S-80

318 34 0
                                    

Dikamarnya Alva sedang bersiap-siap untuk pergi ke kampus ia sudah mengenakan kaos putih polos, jeans denim serta kemeja navy sebagai luarannya dan sepatu putih sedikit bercorak .

"Baju udah Oke, celana Oke sepatu" Ucapnya sambil berdiri didepan kaca memandangi penampilannya hari ini. "Eh iya parfum , gue belom pake parfum" Lalu ia menyemprotkan ke seluruh pakaian yang ia kenakan tak lupa juga menyemprotkan di belakang lehernya.

"Beh ganteng banget yaa gue. Mantap inimah yakali aruni ga kecantol sama gue" Ocehannya terdengar sangat PD sekali yaa.

"Duhh tumben nih anak bunda udah ganteng dan rapih banget biasanya mesti dibangunin dulu" Bunda menggoda Alva dan masuk kedalam kamarnya melihat anaknya yang semangat sekali hari ini.

"Yee bunda, ya bagus dong aku ada peningkatan nih bisa bangun mandiri tanpa dibangunin bunda" Alva menoleh kearah bundanya.

"Iyadeh yang mandiri. Semangat banget hari ini sampe full senyum gini mana parfumnya wangi banget lagi hmm" Bunda mengendus baju alva sambil tersenyum.

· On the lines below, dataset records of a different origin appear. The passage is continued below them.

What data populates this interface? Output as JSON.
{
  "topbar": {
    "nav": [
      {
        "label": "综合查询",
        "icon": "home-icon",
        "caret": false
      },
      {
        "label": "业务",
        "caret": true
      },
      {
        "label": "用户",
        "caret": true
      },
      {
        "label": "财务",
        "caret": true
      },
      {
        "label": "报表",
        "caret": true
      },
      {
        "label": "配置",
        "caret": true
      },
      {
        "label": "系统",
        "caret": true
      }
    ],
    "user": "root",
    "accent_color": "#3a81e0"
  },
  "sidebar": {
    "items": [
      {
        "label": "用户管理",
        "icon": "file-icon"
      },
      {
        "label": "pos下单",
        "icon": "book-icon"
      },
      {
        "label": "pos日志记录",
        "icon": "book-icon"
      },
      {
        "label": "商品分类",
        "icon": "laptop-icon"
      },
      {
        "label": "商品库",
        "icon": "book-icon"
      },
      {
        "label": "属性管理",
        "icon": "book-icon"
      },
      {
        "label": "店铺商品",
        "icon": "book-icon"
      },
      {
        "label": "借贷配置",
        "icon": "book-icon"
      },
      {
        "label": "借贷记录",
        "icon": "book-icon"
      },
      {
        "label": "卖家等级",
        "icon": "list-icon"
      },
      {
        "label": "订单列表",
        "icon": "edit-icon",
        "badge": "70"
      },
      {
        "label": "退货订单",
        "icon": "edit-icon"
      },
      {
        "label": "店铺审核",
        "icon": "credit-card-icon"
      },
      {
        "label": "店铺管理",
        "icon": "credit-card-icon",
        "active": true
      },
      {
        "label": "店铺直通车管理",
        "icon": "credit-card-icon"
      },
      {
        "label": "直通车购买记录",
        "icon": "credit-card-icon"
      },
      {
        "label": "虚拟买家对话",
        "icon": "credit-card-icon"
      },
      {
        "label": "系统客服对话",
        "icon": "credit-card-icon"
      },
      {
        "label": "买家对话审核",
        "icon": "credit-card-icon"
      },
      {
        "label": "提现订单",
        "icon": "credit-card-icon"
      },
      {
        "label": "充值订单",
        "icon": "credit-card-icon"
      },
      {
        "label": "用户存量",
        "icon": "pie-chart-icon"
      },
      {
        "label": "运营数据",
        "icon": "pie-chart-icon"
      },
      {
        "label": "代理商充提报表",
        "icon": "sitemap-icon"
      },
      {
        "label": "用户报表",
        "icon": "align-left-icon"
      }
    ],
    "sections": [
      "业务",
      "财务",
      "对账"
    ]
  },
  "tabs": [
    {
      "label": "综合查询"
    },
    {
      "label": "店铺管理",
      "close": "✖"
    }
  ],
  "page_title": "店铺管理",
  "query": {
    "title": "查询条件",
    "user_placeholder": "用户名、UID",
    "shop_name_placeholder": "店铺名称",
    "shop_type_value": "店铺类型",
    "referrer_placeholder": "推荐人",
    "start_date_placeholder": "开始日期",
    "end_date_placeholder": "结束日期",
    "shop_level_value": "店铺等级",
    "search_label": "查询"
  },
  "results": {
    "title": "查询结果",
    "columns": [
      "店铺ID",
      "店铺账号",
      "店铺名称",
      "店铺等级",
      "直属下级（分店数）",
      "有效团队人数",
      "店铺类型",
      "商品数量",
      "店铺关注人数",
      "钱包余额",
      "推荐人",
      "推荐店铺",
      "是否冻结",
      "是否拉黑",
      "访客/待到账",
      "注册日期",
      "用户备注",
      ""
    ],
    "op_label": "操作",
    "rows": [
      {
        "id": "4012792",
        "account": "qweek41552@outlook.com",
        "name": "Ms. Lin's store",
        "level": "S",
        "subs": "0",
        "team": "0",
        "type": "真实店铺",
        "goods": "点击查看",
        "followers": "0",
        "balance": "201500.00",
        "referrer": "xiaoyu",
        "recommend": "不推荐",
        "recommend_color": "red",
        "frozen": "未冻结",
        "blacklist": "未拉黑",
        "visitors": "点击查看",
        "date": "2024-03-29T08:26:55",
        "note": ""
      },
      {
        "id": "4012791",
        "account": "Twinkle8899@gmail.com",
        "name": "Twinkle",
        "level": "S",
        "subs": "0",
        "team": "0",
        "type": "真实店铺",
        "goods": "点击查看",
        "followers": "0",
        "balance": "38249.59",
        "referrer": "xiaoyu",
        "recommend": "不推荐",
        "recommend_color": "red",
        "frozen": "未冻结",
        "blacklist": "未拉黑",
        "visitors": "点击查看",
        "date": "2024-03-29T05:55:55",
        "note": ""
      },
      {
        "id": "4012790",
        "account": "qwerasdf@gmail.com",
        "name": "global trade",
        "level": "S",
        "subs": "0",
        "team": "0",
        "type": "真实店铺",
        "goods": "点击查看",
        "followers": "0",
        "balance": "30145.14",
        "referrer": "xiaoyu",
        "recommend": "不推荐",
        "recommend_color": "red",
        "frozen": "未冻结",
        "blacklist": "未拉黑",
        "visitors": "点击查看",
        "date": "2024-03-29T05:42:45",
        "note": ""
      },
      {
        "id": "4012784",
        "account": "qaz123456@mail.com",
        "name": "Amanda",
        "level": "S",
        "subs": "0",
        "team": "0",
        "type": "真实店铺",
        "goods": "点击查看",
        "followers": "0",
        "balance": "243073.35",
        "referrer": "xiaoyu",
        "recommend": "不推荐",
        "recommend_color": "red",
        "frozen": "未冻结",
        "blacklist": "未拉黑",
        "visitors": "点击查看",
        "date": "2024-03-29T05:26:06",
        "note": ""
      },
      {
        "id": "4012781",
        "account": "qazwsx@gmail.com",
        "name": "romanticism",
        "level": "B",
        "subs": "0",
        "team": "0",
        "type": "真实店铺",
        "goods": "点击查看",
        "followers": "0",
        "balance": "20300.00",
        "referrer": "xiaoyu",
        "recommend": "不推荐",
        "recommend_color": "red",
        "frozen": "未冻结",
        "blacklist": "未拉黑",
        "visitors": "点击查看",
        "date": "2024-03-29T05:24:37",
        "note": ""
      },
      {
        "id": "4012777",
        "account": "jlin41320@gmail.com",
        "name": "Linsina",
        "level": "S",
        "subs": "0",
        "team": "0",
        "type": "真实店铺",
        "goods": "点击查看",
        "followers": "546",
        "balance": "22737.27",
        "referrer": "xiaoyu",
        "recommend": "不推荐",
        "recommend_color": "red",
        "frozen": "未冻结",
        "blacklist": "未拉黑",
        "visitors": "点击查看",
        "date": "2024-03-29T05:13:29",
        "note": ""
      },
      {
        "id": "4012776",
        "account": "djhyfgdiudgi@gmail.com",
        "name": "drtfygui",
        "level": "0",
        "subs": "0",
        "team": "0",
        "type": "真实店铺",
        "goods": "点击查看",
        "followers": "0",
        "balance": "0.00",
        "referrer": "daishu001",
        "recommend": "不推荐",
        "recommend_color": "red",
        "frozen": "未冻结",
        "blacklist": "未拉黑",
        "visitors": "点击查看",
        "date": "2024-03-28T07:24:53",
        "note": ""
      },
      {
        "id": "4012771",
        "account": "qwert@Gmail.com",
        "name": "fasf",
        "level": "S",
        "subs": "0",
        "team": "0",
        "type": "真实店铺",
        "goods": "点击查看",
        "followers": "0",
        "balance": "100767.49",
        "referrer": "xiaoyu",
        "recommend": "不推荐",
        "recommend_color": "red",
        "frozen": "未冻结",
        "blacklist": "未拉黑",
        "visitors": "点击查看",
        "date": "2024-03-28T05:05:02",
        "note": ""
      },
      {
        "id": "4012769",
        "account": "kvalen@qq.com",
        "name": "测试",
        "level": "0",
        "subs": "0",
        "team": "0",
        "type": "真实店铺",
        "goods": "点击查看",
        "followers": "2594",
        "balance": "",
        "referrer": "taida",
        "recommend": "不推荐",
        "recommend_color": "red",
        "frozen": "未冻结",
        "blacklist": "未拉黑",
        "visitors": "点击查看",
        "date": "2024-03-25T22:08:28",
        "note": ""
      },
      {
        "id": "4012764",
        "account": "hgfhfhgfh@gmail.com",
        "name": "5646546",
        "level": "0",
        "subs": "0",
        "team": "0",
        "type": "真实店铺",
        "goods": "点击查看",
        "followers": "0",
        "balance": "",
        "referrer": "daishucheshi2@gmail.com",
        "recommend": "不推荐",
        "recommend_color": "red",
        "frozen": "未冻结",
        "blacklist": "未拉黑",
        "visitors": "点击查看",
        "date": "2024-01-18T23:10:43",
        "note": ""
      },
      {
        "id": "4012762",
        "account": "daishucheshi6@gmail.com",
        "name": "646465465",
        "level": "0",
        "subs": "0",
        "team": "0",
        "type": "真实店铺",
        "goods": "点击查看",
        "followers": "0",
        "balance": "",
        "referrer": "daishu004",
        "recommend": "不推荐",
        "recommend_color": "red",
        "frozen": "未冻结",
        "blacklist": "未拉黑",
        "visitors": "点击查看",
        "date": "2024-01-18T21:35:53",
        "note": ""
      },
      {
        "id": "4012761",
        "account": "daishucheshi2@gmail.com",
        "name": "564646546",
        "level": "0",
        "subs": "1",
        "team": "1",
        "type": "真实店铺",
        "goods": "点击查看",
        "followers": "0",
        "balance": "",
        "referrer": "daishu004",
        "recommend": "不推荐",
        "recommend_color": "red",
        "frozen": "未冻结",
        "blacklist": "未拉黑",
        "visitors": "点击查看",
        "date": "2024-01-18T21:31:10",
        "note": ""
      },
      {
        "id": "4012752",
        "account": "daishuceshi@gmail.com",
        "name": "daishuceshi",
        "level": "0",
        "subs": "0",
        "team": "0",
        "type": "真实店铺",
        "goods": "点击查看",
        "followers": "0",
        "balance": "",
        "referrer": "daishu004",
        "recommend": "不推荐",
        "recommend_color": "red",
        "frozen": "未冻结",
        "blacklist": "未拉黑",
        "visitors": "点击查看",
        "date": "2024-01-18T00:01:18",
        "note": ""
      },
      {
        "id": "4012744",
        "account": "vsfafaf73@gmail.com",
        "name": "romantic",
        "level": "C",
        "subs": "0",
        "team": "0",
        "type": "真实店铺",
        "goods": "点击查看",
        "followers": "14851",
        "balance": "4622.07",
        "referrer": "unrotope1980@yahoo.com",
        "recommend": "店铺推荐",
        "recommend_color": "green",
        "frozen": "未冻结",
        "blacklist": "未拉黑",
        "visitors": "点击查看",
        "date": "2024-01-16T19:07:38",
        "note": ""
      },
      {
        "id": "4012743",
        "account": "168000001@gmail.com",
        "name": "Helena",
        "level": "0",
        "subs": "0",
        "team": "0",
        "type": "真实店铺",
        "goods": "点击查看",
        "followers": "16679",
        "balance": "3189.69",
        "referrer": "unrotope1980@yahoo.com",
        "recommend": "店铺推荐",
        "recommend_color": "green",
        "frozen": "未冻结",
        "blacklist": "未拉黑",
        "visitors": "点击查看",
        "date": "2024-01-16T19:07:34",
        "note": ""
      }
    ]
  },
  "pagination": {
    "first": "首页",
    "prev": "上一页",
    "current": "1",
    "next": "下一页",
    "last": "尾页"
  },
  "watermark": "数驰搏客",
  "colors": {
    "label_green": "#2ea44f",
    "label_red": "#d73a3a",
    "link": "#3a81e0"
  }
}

"Harus! Kan anak bunda emang selalu wangi biar gantengnya maksimal" Alva terkekeh.

"Emm pakaian sih udah Oke dari atas sampai bawah, parfum juga udah wangi banget tapi ada yang kurang nih".

" Loh apaan lagi bun? Perasaan udah Oke semua" Alva sembari merapihkan pakaiannya.

"Sini, nih liat tuh apa yang belum rapih?" Bunda menarik tangan Alva berdiri didepan cermin dan menunjuk bagian yang belum rapih. "Tuh rambut kamu masih berantakan, masa udah ganteng rambutnya berantakan gini sih kan mau berangkat bareng cewe" Bunda kembali meledeknya lalu mengambil sisir dan membantu menyisir rambut Alva.

"Oia bun, perasaan tadi aku udah nyisir deh".

" Perasaan doang kali, kalo pun udah ya gamungkin dong ini masih berantakan" Ucap bunda sambil terus menyisir rambut Alva lalu tak lama bunda terdiam tangan yang sedaritadi lihai menyisir tiba-tiba saja terhenti.

"Nah udah rapih nih bun" Alva melihatnya dicermin lalu sedikit merapihkannya lagi.

"Bun"

"Bunda".

" Bunda ko diem aja sih, aku lagi ngomong loh ini" Alva membalikkan badannya lalu melihat kearah bundanya yang sedang menatap sisir itu.

"Bunda ngapain liatin sisir sih gaada kerjaan banget" Alva menepuk pelan bahu bunda membuyarkan lamunannya.

"E-em e-eh kenapa sayang maaf..maaf" Bunda menatap wajah Alva.

"Bun, kenapa? Ko mata bunda berkaca-kaca gitu sih?" Alva memegang kedua bahu bunda lalu fokusnya teralih kearah sisir yang masih berada ditangan bunda. Alva melihat jelas rambutnya yang rontok terlihat disana.

"Hmm bun.. Gara-gara liat ini bunda begini? Alva mengambil sisir dari tangan bundanya. " Cuma rambut masa mau ditangisin sih bun ada-ada aja". Alva tau ini juga karna efek kemo yang ia jalani membuat rambutnya rontok padahal ini baru kemo kedua namun efeknya sangat terlihat. Sebetulnya ia tidak mau menjalani kemoterapi namun atas semua bujukan bunda papa dan laras akhirnya ia menurutinya meski sesudahnya ia harus merasakan efek yang luar biasa untuk tubuhnya.

"Pasti ini efek kemo, rambut kamu jadi rontok yaa. Kalo gitu kamu gausah sisiran aja biar rambut kamu ga kebuang kayak gini" Bunda mengambil helaian rambut Alva .

"Gpp bun, kan nanti bisa tumbuh lagi" Alva tersenyum manis.

"Maafin bunda sama papa yaa bikin kamu kesakitan kayak gini, tapi itu juga kan buat kebaikan kamu".

" Iya bun, aku kan bilang gpp.. Bunda sama papa kan selalu ngasih yang terbaik buat aku jadi aku juga gak ngerasa gimana² kok. Bunda tenang aja superhero bunda papa inikan anak kuat masa kalah sama kemo" Alva meyakinkan bundanya agar tak khawatir atas dirinya.